Four hours later, with the sun high in the sky, they found themselves in the jungle swamps near the confluence of the two rivers. Just before making another hellish slog through waist-deep water, with all the horrors it contained, they contacted other patrols on the A41 and learnt from one of them that according to some Dyaks, the captured SAS trooper had been al
ive when taken, though suffering from minor wounds to one arm. He had been seen in the enemy camp to which the supply patrol had been heading, lying on the ground with his hands behind his back and tied to his ankles, doubtless awaiting questioning. More news was to be relayed as it came in.

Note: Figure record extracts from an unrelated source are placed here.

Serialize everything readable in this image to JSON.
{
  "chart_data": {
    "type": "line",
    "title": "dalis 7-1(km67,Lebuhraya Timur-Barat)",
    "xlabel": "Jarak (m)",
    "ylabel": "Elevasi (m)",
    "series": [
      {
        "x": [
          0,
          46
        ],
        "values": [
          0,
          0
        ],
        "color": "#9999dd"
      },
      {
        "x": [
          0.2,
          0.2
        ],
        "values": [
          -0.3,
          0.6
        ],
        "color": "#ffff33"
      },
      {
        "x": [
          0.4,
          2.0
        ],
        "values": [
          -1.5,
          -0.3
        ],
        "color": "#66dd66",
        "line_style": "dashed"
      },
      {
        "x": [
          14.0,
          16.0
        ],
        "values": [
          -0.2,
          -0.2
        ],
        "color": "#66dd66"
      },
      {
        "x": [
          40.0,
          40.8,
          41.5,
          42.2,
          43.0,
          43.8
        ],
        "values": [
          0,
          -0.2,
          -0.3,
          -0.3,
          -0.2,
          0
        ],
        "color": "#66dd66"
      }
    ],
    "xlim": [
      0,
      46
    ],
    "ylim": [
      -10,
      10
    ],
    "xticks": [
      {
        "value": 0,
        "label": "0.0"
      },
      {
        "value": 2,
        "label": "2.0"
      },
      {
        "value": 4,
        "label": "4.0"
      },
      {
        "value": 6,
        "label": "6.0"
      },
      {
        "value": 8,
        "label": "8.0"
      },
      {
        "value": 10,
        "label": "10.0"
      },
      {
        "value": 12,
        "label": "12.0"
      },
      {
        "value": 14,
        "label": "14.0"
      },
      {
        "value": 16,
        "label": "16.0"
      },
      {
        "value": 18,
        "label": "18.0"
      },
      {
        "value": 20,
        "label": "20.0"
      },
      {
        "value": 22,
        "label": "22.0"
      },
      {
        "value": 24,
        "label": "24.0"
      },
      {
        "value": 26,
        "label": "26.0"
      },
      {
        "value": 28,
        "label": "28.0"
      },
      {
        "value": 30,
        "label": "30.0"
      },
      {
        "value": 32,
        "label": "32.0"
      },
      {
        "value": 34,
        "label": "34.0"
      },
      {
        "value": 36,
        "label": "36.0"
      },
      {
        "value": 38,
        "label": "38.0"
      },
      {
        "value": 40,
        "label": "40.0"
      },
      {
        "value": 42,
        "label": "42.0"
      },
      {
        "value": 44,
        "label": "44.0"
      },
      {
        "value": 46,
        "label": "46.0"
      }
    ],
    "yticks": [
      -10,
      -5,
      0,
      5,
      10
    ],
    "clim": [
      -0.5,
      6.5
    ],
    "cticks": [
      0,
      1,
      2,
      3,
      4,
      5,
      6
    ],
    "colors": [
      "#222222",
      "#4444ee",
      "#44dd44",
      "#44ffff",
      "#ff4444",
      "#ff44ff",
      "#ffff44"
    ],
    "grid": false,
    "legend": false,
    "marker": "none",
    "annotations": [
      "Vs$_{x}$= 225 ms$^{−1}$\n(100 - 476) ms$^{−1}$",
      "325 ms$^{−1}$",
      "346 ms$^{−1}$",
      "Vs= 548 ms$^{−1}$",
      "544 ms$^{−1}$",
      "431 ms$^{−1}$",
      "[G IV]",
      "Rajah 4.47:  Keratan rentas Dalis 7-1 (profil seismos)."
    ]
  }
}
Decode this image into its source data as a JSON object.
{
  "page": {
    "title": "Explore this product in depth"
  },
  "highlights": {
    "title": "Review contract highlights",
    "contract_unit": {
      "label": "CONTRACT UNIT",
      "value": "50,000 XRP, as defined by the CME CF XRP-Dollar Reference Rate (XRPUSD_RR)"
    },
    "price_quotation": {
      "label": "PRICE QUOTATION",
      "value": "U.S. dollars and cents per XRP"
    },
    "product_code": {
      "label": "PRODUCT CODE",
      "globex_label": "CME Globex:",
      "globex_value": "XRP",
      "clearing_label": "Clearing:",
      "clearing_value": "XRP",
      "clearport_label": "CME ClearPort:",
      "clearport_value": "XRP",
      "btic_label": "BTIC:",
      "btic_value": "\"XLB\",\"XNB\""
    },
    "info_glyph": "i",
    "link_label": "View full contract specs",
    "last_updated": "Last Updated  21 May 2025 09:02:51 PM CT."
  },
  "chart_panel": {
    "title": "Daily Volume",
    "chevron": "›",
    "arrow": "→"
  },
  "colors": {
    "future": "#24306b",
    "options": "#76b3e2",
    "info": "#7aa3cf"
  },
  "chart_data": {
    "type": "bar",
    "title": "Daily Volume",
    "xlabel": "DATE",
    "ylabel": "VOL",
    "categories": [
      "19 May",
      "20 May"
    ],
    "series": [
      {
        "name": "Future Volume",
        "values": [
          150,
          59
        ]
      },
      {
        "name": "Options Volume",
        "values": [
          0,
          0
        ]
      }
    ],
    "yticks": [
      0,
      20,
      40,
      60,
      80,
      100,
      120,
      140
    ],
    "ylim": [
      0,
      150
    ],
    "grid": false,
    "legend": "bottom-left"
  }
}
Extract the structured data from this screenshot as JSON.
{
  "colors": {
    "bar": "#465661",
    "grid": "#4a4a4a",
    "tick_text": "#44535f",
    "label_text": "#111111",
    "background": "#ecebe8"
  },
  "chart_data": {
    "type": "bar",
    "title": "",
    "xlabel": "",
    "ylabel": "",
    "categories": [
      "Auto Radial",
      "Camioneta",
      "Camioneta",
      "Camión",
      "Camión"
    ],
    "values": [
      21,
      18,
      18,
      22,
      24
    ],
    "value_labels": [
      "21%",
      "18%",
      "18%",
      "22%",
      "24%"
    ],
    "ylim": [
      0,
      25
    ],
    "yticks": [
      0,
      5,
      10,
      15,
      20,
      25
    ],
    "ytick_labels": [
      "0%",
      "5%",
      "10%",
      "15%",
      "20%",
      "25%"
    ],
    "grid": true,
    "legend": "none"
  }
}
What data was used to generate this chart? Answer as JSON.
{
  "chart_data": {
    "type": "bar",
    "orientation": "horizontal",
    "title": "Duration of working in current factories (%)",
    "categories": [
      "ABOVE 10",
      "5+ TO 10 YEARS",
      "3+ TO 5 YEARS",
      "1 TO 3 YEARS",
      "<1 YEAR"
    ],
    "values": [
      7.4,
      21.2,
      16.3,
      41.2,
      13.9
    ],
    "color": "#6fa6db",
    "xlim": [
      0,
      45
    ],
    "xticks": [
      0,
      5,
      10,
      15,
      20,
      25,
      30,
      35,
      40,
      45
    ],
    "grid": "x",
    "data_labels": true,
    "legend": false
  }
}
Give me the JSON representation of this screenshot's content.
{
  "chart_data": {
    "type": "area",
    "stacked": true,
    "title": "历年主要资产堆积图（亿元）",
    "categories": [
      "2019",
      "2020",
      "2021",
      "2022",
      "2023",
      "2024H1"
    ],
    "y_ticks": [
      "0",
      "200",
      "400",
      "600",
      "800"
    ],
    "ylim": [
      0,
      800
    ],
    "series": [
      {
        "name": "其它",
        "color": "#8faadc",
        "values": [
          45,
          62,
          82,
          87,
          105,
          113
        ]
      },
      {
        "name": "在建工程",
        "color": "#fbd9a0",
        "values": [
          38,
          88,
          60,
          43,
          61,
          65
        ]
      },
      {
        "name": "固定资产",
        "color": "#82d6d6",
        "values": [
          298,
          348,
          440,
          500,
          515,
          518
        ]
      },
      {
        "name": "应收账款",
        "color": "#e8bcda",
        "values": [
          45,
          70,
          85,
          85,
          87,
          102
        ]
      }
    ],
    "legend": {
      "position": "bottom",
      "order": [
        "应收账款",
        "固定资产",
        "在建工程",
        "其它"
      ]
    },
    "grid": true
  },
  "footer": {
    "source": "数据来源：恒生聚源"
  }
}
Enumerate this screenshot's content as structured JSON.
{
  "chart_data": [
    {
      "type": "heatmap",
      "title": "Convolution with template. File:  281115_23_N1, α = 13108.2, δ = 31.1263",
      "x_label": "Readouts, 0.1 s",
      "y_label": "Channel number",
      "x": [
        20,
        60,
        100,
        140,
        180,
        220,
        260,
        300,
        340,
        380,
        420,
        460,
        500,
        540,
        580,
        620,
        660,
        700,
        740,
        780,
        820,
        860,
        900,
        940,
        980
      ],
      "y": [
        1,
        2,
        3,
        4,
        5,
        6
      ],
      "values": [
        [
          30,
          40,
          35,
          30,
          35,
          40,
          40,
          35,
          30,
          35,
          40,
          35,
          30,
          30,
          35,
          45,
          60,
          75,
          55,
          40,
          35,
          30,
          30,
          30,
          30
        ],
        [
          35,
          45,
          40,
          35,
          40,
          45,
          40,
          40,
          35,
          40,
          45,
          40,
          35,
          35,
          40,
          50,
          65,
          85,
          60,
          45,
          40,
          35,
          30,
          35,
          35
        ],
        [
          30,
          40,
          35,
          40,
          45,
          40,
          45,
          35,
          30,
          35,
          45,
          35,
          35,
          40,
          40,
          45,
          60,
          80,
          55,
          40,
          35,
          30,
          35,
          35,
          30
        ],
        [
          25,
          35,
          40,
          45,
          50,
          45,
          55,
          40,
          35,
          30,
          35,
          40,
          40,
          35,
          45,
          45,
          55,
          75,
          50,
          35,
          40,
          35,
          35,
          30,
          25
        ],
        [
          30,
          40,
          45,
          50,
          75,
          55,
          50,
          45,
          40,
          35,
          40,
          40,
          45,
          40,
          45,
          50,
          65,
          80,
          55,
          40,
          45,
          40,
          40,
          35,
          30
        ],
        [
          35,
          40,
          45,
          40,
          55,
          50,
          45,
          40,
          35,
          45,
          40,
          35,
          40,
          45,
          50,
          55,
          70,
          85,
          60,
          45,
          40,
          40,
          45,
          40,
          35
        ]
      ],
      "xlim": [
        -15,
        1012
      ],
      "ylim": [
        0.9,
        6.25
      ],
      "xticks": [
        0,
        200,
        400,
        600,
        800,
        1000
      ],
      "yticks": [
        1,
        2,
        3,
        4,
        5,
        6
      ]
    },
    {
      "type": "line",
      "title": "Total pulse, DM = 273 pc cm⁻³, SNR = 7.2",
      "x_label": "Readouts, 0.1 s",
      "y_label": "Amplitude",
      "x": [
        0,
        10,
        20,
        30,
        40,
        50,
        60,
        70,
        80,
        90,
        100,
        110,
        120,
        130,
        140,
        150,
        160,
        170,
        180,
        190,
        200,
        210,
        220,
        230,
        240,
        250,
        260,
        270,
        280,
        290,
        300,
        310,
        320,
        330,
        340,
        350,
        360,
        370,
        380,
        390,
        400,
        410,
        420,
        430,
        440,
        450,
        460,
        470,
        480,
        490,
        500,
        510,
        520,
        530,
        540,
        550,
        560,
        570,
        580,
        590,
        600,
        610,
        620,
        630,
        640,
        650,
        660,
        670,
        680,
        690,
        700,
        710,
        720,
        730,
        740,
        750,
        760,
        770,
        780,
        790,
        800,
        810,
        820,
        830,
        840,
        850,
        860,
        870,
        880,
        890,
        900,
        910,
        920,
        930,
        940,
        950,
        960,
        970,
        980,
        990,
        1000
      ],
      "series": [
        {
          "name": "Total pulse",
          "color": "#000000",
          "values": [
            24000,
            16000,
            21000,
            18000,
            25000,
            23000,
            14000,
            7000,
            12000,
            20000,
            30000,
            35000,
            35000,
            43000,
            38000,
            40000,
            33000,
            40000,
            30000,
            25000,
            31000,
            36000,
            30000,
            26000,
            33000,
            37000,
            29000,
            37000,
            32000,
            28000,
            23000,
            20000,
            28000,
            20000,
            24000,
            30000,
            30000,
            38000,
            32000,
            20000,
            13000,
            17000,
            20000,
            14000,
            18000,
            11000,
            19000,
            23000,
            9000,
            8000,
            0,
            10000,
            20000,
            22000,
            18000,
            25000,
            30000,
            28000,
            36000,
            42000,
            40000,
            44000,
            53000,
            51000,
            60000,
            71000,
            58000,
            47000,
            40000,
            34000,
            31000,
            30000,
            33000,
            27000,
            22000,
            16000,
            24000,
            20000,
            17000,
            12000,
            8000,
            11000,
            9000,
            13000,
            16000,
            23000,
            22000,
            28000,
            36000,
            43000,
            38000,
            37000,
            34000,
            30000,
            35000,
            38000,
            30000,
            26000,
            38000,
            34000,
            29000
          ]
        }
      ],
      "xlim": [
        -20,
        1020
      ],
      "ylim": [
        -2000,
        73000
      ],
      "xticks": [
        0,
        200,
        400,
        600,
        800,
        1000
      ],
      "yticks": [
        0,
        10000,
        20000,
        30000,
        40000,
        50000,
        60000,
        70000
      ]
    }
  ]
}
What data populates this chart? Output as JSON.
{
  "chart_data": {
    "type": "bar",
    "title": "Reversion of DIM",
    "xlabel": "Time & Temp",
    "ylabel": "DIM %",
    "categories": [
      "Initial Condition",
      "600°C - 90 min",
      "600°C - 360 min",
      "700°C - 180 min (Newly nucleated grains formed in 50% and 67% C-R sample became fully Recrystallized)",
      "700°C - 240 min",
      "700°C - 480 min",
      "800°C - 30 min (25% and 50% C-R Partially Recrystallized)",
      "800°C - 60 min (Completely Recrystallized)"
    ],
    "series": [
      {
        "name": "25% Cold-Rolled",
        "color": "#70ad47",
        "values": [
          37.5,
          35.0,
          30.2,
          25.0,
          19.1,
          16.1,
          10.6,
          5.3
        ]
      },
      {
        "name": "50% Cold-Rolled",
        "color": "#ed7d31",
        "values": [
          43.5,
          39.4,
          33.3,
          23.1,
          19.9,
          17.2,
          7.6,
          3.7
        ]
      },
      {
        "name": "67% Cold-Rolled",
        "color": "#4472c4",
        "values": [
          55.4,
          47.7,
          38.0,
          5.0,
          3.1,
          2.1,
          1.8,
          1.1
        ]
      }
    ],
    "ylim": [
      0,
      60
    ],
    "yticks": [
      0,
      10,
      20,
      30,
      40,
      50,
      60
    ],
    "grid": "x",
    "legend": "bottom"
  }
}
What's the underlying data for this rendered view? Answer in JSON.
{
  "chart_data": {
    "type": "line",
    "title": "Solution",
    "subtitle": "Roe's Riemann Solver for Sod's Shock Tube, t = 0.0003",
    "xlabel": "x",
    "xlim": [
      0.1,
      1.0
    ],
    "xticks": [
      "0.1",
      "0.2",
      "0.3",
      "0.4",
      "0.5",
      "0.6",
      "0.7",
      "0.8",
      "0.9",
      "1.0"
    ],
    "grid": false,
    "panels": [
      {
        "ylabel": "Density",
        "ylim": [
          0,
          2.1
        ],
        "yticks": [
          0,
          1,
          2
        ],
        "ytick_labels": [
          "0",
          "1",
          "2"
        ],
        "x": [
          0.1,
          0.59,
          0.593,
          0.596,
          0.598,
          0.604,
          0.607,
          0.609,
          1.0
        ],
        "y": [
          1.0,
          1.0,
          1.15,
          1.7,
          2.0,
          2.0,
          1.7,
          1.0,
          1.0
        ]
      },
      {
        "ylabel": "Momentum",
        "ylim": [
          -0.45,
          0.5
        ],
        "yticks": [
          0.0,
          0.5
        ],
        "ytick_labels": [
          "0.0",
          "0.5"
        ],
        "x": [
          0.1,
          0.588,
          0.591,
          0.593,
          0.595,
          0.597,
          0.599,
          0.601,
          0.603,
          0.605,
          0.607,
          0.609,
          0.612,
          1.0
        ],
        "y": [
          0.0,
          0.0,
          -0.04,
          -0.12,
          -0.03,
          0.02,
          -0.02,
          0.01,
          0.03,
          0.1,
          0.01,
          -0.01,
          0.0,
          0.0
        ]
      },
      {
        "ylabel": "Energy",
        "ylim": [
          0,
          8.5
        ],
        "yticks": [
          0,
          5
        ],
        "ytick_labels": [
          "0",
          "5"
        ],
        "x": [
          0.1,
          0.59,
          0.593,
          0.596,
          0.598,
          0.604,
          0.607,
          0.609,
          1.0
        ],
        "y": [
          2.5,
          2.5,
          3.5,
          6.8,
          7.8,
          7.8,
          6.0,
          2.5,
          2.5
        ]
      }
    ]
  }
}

Now even more shaken, Dead-eye’s patrol kept on the move, wading through the greenish-brown water while assailed by swarms of flies and mosquitoes. By last light they were in a state of familiar exhaustion, but managed to keep going for another couple of hours until they had reached a dry islet. There they had a meal of dry biscuits, tinned sardines and water, though smoking was not permitted and the hexamine stoves could not be lit for a warming brew-up.
The islet was large enough for them all to sleep on, which was an unexpected luxury that allowed them to awaken relatively refreshed. They moved on for another hour, again wading waist- and sometimes chest-deep through the water, then stopped to have a cold breakfast and try contacting the other groups with the A41. When they did so, they learnt that another Dyak had reported seeing an SAS trooper, obviously Ken Burgess, still bound as before, being dragged roughly across the clearing of the enemy camp and into one of the thatched huts raised on stilts. The tribesman said that he had then heard the soldier screaming for a long time, before being dragged back out again and thrown, still bound, off the veranda of the raised hut. It would have been a long drop.
‘Poor bastard!’ Alf whispered when Terry, in charge of the radio, had recounted this information to all of them.
‘Let’s get moving,’ Dead-eye snapped.
By noon that day they were out of the swamp and hacking their way through more belukar while their booted feet slipped in deepening mud. Now knowing that they were well away from any Indonesians or CCO terrorists, they were able to talk more freely and used the opportunity to express their bitterness over Ken’s ordeal.